Das alles wegen einer Freundin

Nachdem wir aneinander geraten sind, ist meine Stimmung gedrückt und Hannes geht es ganz genauso. Meine Anspannung ist im Gegensatz zu seiner aber wirklich unübersehbar. Vielleicht ist das der einzige Grund, weshalb Tua mich zu sich zieht und es zulässt, dass ich an seiner Brust in regelmäßigen Abständen mein Gesicht vergrabe. Vielleicht hat Hannes Recht und er gestattet es mir, weil es verdächtig wäre, würde er mich in meiner jetzigen Verfassung nicht an sich heranlassen, wo es ihm doch - laut seinem Freund und, wie es aussieht, meinem neuen Erzrivalen - primär darum geht, die Skepsis seiner Jungs gegenüber unserer Beziehung im Keim zu ersticken und damit die perfekte Lüge zu erschaffen. Ich will es nicht und doch zweifle ich an meinem Freund. Hannes hat Tua leider ziemlich erfolgreich vor mir schlechtgeredet.
Statt mich aktiv am Gespräch zu beteiligen, versuche ich das Gläserklirren ebenso auszublenden wie den Rauch der Haschzigaretten.
Die Stimmen der Jungs ebben jedoch bald ab. "Bruder, hast du 'ne Minute?", räuspert Tua sich irgendwann in die entstandene, unangenehme Stille hinein. Seine Augen sind auf Hannes gerichtet. Auf wen auch sonst?
"Immer." Der Angesprochene kippt seinen Whiskey runter. Die Ähnlichkeit, die er dabei zu Luk aufweist, wenn der mit seinem Alkoholproblem zu kämpfen hatte, überrascht mich kein Stück. Gott sei Dank gehört das der Vergangenheit an und Luki ist gesund, er hat es überwunden. Hannes hingegen steckt mittendrin in der Sucht, soweit ich das beurteilen kann.
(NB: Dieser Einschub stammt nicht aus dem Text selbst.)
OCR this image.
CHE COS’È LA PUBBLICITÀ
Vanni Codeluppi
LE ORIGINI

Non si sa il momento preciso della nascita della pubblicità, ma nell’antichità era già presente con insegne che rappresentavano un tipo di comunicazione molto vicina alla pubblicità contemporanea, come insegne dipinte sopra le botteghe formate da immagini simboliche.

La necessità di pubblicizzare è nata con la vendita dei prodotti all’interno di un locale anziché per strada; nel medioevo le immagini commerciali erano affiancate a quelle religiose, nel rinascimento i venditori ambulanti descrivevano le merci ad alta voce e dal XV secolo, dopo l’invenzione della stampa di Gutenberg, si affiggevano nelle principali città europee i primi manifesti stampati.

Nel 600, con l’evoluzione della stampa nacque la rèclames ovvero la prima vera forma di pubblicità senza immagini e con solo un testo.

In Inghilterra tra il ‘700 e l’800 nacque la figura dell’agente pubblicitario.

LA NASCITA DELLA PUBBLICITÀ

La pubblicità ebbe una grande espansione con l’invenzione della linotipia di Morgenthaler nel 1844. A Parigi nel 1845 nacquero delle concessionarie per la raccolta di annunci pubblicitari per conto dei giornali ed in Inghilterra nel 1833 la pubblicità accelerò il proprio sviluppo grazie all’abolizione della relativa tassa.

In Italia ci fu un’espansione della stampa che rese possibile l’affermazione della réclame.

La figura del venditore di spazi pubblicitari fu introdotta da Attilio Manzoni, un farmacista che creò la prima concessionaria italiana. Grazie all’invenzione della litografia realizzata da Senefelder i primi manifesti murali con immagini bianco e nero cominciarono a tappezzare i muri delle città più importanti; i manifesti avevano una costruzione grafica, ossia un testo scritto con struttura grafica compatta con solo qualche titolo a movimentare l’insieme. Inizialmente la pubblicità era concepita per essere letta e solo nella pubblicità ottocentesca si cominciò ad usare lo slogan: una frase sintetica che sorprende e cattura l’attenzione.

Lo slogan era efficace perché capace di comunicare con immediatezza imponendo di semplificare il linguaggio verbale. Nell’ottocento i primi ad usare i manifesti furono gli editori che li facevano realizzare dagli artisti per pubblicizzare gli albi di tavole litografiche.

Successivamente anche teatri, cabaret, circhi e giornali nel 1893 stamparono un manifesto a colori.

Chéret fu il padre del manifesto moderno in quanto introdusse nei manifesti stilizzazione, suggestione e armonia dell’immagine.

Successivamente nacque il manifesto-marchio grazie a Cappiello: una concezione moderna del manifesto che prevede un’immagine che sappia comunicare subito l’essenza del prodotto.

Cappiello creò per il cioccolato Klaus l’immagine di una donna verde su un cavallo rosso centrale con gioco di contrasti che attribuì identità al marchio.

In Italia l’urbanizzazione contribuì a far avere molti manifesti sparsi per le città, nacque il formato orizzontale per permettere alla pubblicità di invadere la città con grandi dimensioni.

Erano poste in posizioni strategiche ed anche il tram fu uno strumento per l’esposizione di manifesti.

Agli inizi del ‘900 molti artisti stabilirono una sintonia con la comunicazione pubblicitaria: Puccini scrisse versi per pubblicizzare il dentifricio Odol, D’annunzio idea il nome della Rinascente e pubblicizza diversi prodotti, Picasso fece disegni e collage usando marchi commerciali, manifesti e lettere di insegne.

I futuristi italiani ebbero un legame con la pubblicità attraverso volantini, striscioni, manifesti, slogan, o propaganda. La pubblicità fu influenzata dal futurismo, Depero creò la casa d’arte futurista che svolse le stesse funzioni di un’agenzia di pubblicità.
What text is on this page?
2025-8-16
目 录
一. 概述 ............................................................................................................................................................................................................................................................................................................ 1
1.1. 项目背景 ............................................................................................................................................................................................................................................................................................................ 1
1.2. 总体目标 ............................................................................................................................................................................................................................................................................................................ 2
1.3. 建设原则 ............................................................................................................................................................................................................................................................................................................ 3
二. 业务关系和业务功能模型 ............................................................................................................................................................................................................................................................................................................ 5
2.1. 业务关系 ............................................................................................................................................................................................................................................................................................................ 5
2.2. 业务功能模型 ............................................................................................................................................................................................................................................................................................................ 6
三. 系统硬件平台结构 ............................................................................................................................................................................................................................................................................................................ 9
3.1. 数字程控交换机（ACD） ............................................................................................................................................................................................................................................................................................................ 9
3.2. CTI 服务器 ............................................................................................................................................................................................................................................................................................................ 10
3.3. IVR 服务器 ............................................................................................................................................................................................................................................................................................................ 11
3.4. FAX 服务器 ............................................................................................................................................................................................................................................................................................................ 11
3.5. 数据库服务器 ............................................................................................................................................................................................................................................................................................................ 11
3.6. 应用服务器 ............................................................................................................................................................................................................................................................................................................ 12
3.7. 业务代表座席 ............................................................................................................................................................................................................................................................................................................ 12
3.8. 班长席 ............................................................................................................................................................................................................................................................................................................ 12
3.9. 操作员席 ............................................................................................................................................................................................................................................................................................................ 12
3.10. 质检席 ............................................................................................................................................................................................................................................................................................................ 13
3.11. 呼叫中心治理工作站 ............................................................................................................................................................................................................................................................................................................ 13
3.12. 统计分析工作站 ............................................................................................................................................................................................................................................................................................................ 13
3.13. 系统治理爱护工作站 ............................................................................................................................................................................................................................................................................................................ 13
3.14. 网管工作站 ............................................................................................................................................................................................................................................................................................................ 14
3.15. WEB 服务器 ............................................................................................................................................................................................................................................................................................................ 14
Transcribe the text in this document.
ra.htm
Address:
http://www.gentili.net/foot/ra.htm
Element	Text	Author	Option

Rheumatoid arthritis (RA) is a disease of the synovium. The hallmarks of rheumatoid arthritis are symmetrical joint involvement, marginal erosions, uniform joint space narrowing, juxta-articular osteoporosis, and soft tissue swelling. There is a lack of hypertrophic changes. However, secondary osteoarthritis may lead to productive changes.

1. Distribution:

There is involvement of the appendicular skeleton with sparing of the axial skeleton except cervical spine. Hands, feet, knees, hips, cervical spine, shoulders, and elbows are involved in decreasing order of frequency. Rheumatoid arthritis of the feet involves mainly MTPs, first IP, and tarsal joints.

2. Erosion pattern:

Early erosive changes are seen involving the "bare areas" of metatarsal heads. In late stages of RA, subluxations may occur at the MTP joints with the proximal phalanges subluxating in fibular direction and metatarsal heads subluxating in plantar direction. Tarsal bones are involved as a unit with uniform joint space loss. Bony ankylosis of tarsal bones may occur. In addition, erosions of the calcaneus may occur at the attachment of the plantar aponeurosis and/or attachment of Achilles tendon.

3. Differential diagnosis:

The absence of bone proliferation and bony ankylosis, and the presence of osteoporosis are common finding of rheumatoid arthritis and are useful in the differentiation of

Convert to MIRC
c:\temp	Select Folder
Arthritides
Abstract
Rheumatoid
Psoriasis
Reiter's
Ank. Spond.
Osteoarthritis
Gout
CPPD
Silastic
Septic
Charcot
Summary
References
"Lässt du mich kurz?", nuschelt Tua in meine Haare, ehe er mir einen Kuss auf die Stirn haucht. Grummelnd entlasse ich ihn und wickle mich stattdessen in die graue Flauschdecke auf der Couch.
"Iara?", richtet Vadim das Wort zögerlich an mich. Auch Momo mustert mich besorgt. "Nimm dir nicht so zu Herzen, was Hannes gesagt hat", tröstet er mich. "Der übertreibt oft."
"Er kann sehr überzeugend sein", mischt Vadim sich wieder ein, "aber das ändert nichts daran, dass er Bullshit labert."
"Ihr seid krass anders als er", stelle ich fest, um vom Thema abzulenken. Der subtile Anstoß soll sie dazu bringen, etwas über sich zu erzählen; wenigstens einen von beiden, denn ich will nicht weiter über Hannes reden. Lieber erfahre ich mehr über Vadim und Momo. Das sind zwei Menschen, die Tua tatsächlich jederzeit gute Freunde waren, das spüre ich. Leider macht meine vom Fusel gelockerte Zunge mir da einen Strich durch die Rechnung. "Wieso seid ihr überhaupt mit Hannes befreundet? Er ist ein Schwachmat."
Sie wechseln einen komischen Blick. "Das hat schon seine Vorteile, wenn man mit Hannes auskommt", meint Vadim.
"Nur halt wahrscheinlich nicht so für dich, im ersten Moment", schließt Momo sich ihm an.
"Drogen sind keine Vorteile", antworte ich trocken. Solche Freundschaften habe ich zur Genüge beobachtet. Am Ende war ich diejenige, die Bastian beigebracht hat, dass er nichts von Tickern ohne Berufsethos kaufen darf, die bloß auf seine Partys wollen. Schuster, bleib bei deinen Leisten gilt genauso für Drogendealer: Dealer, bleib bei deinen Drogen und lass deine Kunden in Frieden.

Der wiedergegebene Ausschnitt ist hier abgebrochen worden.